Tested Google's new agentic search on local service businesses today.
So Google rolled out a much more agentic version of Search today. It's now able to narrow down recommendations based on the user's actual requirements, explain why one is a fit, and in some cases offer to call on the users behalf.
These are some tests I did for my clients who run home services.
- Is the site legible enough for Google's agents to read, summarize, and act on?
Ranking still matters, sure. But does the site gives the system enough specific material to work with? Can it pull proof, claims, pricing logic, process details, service commitments, service area, etc?

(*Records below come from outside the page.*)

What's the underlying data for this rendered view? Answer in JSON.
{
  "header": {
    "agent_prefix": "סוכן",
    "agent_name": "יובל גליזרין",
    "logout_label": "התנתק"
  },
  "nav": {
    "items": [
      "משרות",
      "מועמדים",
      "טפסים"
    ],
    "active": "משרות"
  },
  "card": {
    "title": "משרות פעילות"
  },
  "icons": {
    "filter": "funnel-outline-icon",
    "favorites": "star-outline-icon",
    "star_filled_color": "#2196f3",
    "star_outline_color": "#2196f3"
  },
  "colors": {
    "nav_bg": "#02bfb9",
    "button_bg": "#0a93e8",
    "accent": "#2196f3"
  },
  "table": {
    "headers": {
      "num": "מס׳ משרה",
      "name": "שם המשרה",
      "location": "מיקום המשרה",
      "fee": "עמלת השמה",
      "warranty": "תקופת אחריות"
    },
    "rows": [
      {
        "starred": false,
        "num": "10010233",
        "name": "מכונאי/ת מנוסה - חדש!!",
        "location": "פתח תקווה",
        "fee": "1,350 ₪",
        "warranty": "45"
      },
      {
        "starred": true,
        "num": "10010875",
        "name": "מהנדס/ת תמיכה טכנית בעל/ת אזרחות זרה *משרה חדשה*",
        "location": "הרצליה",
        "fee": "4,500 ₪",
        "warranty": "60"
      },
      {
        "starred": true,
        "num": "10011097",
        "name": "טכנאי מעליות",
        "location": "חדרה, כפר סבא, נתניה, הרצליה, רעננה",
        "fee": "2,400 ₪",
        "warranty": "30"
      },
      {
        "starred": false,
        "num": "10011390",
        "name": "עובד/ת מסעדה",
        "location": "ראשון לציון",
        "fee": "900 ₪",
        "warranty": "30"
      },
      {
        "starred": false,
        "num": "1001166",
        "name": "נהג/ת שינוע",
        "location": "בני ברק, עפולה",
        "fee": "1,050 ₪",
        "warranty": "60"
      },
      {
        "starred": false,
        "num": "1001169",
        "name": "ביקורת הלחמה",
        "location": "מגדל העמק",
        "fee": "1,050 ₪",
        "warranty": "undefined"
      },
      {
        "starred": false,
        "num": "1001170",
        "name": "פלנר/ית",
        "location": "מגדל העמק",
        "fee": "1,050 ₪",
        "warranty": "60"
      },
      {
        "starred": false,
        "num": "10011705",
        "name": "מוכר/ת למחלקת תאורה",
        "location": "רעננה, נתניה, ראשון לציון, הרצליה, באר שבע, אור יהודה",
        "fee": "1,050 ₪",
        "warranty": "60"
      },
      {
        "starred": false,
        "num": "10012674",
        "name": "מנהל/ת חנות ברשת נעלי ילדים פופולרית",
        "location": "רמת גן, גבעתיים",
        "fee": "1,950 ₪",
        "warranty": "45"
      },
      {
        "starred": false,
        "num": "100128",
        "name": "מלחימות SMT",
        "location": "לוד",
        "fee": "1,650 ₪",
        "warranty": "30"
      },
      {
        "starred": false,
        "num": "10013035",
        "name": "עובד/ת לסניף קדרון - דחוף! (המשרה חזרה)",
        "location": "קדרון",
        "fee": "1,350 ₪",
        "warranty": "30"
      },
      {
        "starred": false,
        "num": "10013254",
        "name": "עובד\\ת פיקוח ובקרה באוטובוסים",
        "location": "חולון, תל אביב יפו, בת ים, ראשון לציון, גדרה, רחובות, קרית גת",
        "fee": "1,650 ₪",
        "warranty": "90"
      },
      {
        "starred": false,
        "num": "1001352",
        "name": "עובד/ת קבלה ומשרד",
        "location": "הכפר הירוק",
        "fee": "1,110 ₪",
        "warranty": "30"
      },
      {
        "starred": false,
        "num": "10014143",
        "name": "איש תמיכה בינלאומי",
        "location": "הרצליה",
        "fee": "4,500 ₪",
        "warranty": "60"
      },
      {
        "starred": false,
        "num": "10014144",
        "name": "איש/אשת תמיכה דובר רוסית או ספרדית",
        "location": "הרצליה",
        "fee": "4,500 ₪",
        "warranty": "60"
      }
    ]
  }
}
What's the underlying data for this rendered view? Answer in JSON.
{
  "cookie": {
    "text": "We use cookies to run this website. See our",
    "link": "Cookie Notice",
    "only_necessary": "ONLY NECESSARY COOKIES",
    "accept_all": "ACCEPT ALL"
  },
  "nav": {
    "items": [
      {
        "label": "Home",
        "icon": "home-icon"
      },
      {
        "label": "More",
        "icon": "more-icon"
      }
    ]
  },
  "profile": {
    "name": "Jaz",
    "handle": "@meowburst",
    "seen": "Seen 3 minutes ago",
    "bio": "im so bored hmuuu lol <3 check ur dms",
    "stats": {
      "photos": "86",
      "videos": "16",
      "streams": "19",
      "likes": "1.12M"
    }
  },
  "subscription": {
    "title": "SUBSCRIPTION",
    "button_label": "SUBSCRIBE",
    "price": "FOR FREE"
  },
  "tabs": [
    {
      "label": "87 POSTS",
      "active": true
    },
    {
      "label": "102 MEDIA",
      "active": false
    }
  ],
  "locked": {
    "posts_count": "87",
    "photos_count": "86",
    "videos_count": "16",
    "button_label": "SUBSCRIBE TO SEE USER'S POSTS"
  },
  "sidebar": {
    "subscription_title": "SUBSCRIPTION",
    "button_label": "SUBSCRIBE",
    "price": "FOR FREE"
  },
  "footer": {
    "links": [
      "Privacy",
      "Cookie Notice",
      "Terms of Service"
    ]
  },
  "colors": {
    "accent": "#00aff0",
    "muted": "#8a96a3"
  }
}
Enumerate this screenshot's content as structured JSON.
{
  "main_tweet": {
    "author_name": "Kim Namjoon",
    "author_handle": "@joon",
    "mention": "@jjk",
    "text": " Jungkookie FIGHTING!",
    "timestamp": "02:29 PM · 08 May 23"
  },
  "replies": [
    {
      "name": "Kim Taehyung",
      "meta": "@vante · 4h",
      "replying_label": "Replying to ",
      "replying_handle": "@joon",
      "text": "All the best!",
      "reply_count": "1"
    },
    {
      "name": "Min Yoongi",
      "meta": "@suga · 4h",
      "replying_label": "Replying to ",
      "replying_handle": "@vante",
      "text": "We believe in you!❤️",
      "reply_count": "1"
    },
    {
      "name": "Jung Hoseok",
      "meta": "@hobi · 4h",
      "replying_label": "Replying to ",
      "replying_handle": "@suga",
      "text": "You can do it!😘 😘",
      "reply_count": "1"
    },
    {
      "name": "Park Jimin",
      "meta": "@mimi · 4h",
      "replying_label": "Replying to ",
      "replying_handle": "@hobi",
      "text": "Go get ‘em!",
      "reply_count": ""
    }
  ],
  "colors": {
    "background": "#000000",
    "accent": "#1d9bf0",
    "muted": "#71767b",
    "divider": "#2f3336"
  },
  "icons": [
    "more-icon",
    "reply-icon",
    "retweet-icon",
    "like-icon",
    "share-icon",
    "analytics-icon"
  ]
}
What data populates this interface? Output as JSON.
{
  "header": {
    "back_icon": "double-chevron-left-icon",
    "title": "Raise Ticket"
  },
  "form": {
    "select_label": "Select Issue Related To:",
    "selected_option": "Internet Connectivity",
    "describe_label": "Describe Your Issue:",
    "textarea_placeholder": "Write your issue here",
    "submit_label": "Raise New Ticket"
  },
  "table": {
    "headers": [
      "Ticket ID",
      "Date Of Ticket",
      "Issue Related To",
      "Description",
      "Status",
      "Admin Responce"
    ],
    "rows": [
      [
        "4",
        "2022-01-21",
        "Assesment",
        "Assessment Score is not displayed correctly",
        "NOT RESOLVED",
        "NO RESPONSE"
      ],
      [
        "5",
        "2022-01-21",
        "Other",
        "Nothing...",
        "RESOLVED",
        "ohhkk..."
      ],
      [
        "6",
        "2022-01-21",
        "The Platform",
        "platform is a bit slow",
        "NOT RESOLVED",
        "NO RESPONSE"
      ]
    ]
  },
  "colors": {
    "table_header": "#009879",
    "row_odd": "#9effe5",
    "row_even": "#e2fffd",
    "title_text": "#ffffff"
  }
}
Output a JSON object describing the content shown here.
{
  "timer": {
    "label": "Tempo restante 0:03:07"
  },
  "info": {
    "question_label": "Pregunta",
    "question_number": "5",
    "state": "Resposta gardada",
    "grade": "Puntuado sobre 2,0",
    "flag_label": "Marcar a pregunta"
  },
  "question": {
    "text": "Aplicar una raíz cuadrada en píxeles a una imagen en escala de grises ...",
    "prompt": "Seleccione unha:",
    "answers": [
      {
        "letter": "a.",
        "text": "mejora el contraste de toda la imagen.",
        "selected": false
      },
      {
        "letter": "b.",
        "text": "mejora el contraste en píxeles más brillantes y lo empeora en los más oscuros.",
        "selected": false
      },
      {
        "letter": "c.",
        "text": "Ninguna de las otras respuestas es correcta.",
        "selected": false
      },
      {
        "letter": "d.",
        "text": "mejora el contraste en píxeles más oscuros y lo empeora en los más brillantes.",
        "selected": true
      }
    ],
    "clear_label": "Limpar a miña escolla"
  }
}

- When the agent builds a recommendation for the user, filtering by budget, timeline, service type, does the business survive the narrowing?
This part is important. The system keeps filtering even after a business has been cited. Generic positioning got dropped. Specific claims like “Manual calculations,” “fixed price quotes with no hidden fees,” and “same-day {activity}” are the kinds of things it kept and used.
That means stuff like:
- are you actually open 24/7
- what jobs you do and don’t do
- who you serve
- what extra proof or guarantees you offer
all matter more now, because the system is using those details to decide whether to keep you in the result.
- When the agent offers to call and book, is there a clear conversion path?
When the agent gets closer to booking intent, the path matters. Sometimes it surfaced the right service page. Other times it pushed people toward a generic contact page. For this business, item-intent prompts lined up with the item page, which is what you want. For others, the path was much "looser".
A site can still be a billboard, but it seems now it also has to work as a source material for a system that is actively trying to qualify, compare and route these buyers. Much different than just having some pages and a phone number.